In comments emailed to EmergingMarkets.me, Uglow warned of the possibility of a “loss of confidence” in the ruble and in the Russian authorities’ ability to control the situation.
Here is what Uglow said in his comments:
“While the emergency rate hike in the early Moscow hours was surprising, it is the sort of drastic action the Central Bank of Russia needs to take if it is serious about addressing the slide in the rouble. The size of the hike, though, also shows just how serious the situation is in Russia and how slow the central bank has been to react to the significant weakening in the currency. The situation now has gone beyond a discussion of fundamentals, which are clearly very weak, to a dangerous loss of confidence in the currency and the ability of the Russian authorities to control the situation. A change in the fortunes of the price of oil would help matters, although this doesn’t appear forthcoming.

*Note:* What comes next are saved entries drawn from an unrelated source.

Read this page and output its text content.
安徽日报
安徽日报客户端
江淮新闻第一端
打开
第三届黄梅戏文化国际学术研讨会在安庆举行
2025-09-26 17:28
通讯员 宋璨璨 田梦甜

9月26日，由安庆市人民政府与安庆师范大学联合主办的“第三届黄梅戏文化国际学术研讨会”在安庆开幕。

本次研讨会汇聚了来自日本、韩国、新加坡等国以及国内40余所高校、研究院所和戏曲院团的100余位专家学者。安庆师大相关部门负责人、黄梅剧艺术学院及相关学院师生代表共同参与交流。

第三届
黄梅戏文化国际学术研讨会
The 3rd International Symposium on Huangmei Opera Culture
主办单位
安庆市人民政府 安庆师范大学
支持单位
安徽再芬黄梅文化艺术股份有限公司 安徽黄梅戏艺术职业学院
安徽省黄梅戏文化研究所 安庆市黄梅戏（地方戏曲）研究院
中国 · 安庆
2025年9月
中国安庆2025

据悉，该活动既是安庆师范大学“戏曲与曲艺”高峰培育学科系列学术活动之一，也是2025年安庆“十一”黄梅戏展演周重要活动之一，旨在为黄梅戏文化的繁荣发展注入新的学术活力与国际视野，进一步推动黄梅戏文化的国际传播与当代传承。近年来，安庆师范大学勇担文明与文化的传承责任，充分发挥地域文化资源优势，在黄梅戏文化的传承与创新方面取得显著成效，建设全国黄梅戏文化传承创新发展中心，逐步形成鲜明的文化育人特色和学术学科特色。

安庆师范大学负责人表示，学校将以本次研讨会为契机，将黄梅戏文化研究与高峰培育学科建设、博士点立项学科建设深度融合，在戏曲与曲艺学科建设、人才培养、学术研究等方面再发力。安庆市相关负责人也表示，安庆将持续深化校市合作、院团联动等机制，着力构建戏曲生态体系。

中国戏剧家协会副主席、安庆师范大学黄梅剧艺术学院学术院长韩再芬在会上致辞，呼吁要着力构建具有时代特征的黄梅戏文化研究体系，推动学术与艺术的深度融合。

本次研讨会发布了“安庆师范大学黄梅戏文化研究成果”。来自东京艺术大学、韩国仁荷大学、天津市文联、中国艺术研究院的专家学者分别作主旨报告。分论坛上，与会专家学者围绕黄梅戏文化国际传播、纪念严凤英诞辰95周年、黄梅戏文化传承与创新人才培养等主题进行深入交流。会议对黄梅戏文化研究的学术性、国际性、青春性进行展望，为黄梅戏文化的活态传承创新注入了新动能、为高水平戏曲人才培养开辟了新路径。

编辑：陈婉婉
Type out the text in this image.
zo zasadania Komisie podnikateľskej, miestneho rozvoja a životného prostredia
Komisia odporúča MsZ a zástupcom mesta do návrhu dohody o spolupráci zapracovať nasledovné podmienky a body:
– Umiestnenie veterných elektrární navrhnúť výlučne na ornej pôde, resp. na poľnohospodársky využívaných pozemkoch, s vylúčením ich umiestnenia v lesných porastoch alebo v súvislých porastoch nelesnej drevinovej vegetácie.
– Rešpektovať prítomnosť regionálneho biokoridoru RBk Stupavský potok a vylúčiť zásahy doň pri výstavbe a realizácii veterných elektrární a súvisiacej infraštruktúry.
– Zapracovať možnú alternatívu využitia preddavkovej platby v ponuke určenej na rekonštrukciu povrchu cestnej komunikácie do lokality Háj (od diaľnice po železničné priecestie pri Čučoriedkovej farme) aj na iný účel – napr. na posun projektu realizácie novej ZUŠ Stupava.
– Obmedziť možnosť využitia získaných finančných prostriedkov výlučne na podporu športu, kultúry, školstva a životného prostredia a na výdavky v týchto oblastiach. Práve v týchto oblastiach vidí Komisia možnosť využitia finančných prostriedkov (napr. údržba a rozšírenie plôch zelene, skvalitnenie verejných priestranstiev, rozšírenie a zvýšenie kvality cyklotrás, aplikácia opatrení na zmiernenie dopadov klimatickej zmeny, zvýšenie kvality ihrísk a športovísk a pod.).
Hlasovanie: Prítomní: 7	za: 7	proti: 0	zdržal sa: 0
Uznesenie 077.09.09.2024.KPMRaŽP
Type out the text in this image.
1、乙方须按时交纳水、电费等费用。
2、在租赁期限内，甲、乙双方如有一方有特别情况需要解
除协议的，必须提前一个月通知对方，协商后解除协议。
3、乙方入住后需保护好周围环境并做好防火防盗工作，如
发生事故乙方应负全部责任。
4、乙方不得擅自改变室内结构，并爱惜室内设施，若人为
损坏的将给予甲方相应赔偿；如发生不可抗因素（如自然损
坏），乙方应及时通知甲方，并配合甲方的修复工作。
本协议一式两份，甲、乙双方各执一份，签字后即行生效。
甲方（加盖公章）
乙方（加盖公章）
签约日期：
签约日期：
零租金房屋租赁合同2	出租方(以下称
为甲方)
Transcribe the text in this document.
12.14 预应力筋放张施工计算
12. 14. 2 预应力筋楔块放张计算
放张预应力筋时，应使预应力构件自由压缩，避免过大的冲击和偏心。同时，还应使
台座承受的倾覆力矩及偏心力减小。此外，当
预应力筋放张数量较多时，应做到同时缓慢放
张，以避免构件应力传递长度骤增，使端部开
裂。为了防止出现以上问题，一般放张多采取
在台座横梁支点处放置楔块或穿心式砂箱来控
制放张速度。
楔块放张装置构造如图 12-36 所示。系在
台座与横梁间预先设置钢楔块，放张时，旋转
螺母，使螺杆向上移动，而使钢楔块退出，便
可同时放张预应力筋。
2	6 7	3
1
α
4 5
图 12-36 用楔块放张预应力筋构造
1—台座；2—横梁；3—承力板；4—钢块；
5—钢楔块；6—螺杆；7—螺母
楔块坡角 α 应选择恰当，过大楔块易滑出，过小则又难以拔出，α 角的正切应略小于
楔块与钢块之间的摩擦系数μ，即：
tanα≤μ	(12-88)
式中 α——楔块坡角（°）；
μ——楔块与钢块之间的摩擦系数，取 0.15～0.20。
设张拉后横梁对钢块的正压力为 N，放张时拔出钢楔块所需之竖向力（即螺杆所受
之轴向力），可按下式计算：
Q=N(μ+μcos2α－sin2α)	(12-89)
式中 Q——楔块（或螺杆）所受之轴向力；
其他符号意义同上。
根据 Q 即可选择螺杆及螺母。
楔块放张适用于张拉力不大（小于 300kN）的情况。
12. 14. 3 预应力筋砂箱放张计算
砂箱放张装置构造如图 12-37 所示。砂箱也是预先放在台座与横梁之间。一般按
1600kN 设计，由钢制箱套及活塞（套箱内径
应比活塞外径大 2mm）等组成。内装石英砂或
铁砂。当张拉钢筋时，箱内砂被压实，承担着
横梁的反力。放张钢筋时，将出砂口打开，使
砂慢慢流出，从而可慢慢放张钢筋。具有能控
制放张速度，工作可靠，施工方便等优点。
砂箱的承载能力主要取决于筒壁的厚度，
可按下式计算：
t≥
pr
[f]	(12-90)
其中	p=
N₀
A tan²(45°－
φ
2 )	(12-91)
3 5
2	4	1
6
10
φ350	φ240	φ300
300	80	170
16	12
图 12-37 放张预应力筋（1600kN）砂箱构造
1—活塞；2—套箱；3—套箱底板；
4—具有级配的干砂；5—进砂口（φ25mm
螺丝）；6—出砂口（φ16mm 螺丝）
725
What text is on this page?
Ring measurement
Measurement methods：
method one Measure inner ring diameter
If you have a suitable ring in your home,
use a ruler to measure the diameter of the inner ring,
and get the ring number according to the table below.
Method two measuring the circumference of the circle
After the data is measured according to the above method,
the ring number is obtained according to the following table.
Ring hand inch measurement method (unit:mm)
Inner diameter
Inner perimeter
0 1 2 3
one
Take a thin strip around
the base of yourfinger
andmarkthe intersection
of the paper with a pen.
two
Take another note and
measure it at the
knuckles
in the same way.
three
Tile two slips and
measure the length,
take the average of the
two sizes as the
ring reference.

In its absence we’re unlikely to see pressure on the rouble subside, with the authorities likely to have to step in again at some point to try and put a floor under the currency. Acting in isolation, however, the central bank will have a tough time convincing speculators and investors that it has the credibility and firepower to stop the rot. Capital controls are a last resort, and while for now the authorities appear to have ruled them out, in such a fast moving situation nothing is out of the question.”